Today, four years later, my beard approaches what my partner jokingly refers to as “mountain man length,” and my stocky stature frequently prompts comments like, “I would never have known you used to be a girl!” And yet, for me, I don’t feel that gaining entree into the men’s bathroom is any great triumph. If anything, I feel like it reinforces the notion that in order to be accepted, one must choose between two rigidly defined genders. While I have chosen to present as a man, many other friends in the queer and trans community choose not to be gender binary—where does that leave them?
I use the men’s bathroom now mostly because I am perceived as a threat in the women’s room. But I’ve come to believe that a long-term solution is not to make transgender people choose between two gendered bathrooms, but to make all bathrooms gender neutral. And in the meantime, to understand that the bathroom in which someone feels safest may not always align with their appearance—and support them in their choice.
The thing is, I never felt wrong in women’s bathrooms and locker rooms—I felt wrong in my own skin.

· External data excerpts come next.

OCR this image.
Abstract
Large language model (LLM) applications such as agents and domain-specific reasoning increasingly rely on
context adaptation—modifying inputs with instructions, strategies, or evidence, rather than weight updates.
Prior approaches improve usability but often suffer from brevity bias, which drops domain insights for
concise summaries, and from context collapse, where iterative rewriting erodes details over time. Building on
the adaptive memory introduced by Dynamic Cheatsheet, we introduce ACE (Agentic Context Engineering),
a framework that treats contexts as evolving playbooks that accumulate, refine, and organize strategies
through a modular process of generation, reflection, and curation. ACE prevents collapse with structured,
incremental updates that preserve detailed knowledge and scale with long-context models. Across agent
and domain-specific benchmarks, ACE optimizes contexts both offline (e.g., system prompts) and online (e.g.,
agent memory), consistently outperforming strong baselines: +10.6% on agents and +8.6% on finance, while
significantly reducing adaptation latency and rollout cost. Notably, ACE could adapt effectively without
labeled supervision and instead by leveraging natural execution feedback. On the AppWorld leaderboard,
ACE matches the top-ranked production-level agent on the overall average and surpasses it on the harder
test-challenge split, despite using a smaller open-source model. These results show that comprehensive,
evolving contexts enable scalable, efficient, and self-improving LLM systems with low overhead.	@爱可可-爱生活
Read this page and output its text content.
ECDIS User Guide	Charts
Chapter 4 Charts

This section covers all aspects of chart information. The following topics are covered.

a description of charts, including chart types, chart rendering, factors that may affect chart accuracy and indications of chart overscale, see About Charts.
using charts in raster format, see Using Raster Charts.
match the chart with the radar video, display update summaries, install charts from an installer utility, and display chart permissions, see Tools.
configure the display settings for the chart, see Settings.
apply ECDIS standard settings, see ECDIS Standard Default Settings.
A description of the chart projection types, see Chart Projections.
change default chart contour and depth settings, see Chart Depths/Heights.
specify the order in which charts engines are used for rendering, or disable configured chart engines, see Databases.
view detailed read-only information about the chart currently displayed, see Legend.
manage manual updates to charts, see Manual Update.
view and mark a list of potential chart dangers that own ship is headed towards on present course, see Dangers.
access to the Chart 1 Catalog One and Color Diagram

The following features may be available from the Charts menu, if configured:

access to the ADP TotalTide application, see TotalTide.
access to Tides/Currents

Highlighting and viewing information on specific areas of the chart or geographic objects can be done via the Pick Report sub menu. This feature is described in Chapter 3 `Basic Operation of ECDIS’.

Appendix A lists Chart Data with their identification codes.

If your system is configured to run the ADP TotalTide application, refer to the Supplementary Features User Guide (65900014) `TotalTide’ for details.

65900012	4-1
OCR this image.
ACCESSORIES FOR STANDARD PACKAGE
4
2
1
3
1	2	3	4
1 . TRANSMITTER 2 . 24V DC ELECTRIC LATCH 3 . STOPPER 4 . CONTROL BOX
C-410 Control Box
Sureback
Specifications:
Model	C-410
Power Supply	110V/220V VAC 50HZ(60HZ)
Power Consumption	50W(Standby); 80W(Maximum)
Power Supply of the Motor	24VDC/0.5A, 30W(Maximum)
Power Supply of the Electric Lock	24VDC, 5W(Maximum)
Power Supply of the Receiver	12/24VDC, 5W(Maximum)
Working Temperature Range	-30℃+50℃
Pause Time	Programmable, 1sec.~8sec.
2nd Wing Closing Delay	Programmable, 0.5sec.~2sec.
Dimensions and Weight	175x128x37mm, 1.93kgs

For me, these views are informed by a series of traumatic incidents in both men’s and women’s rooms. Some have felt unexpected—recently, for example, I accidentally stumbled into the women’s locker room at my gym. It took me a few seconds to recognize that I was in the wrong space because I’ve spent much more of my life in women’s rooms than I have in men’s rooms. It wasn’t until a woman shouted “get out!” that I realized how horrified the women in the room were, and how scared they must have been. The experience made me feel a little woozy.
But my experiences in men’s rooms have been far worse. Every time I enter a male locker room, I brace for what may be around the corner. Frequently, if men in the locker room see my body as I change or as walk into the showers, they follow me. In a few horrific cases, men have pulled back my shower curtain to “better see” me, or worse, pushed their genitals at me.
In these spaces, I seem to spark a unique and terrifying mix of sexual objectification and male-to-male aggressiveness. The men’s locker room is a place where I have accidentally, and unwillingly, become a Rorschach test of people’s sexuality, open-mindedness, and ideas on masculinity. And it’s not a fun place to be.